No puedo ahora narrar con palabras los sentimientos que me asaltaron… el grito, no, el rugido que sentí penetrar en mí desde mi espalda era incontenible; su mensaje, claro. ¡Matadlos, Matadlos a todos! ¡AAGH! Y el mismísimo Aníbal, el azote de Roma, mi guía en los Alpes, mi líder, avanzó y se puso a mi lado.

Maté muchos romanos antes de percatarme de que las falanges se cerraban alrededor de la masa enemiga como unas tenazas. Los legionarios gritaban, pero no un rugido de ira y poder, sino con miedo. Estaba rodeados, nuestra caballería había barrido a la suya en ambos flancos, y no les quedaba salvo morir. No penséis, amigos, que aceptaron con diligencia su muerte y se enfrentaron con brío a nosotros, no; no sé que hubiera pasado si hubieran hecho eso. Optaron, sin embargo, por correr. Sí, sí, rodeados casi por completo, sin caballería para cubrir la retirada, y siendo aún más que nosotros, optaron por huir. ¡Ah! ¿Cómo puede ese pueblo hacerse el más poderoso? Imaginaos: yo ya no sentía ninguno de los dos brazos, y estaba completamente envuelto en sangre y sesos; los hachazos los asestaba no sé cómo con gran fuerza, y la caliente, oscura y viva sangre brotaba por todas partes. No había ya defensa, sólo cadáveres envueltos en negras armaduras.
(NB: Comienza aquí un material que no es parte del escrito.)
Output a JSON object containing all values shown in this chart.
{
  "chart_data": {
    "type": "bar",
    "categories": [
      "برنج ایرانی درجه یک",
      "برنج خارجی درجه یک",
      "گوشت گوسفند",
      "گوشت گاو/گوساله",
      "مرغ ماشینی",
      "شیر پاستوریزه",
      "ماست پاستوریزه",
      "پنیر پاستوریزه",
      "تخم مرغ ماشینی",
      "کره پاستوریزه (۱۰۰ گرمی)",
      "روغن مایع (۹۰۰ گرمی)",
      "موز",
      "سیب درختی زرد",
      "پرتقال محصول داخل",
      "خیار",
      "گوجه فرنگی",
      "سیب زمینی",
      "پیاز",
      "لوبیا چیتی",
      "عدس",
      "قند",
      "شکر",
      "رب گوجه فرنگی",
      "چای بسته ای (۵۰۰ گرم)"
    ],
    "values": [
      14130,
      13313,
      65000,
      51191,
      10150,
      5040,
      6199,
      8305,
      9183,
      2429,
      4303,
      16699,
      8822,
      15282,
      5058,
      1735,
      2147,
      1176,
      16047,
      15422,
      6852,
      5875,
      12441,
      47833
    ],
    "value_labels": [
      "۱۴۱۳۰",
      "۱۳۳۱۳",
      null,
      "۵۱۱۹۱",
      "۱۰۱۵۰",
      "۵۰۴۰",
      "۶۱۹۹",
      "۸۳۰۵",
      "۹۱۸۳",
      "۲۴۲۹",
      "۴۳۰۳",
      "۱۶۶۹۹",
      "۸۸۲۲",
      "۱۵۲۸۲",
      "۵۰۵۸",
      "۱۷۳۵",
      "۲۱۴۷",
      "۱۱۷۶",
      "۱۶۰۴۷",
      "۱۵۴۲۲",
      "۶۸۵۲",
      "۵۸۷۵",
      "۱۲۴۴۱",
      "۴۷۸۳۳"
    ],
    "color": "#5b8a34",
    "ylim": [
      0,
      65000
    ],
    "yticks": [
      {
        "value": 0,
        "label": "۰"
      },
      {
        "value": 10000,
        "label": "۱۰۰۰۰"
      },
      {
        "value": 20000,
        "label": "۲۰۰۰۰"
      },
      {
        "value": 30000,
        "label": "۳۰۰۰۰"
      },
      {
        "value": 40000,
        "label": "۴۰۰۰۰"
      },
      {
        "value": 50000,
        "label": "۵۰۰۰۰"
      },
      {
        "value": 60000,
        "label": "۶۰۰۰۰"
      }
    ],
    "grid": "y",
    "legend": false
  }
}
Perdí un ojo, un brazo, y parte de una mano en esa batalla. Aún así, seguí a Aníbal mucho más tiempo. Caí con él en Zama, y huí con él de Cartago. Navegué hasta los reinos de Antiloco, y allí también luche con el gran general. Viví con él, cuando apenas quedaban ya unos últimos veteranos que le fuéramos fieles, e incluso estuve con él cuando se enteró de la muerte de Marhabal, y de su mujer, y de todos. Siempre estuve con él, y siempre le obedecí. Bueno, no; no siempre le obedecí. Al final de todo, cuando estaba todo perdido, nos ordenó marchar. Todos se fueron, menos yo. Me llamó por mi nombre, y volvió, imperioso, a decirme que me fuera. Desobedecí. Maté diez romanos en las escaleras antes de que llegaran a mi general; le compré, así, tiempo para tomar un veneno. O eso creo. Y ahora… Ahora bebo con él en el gran salón.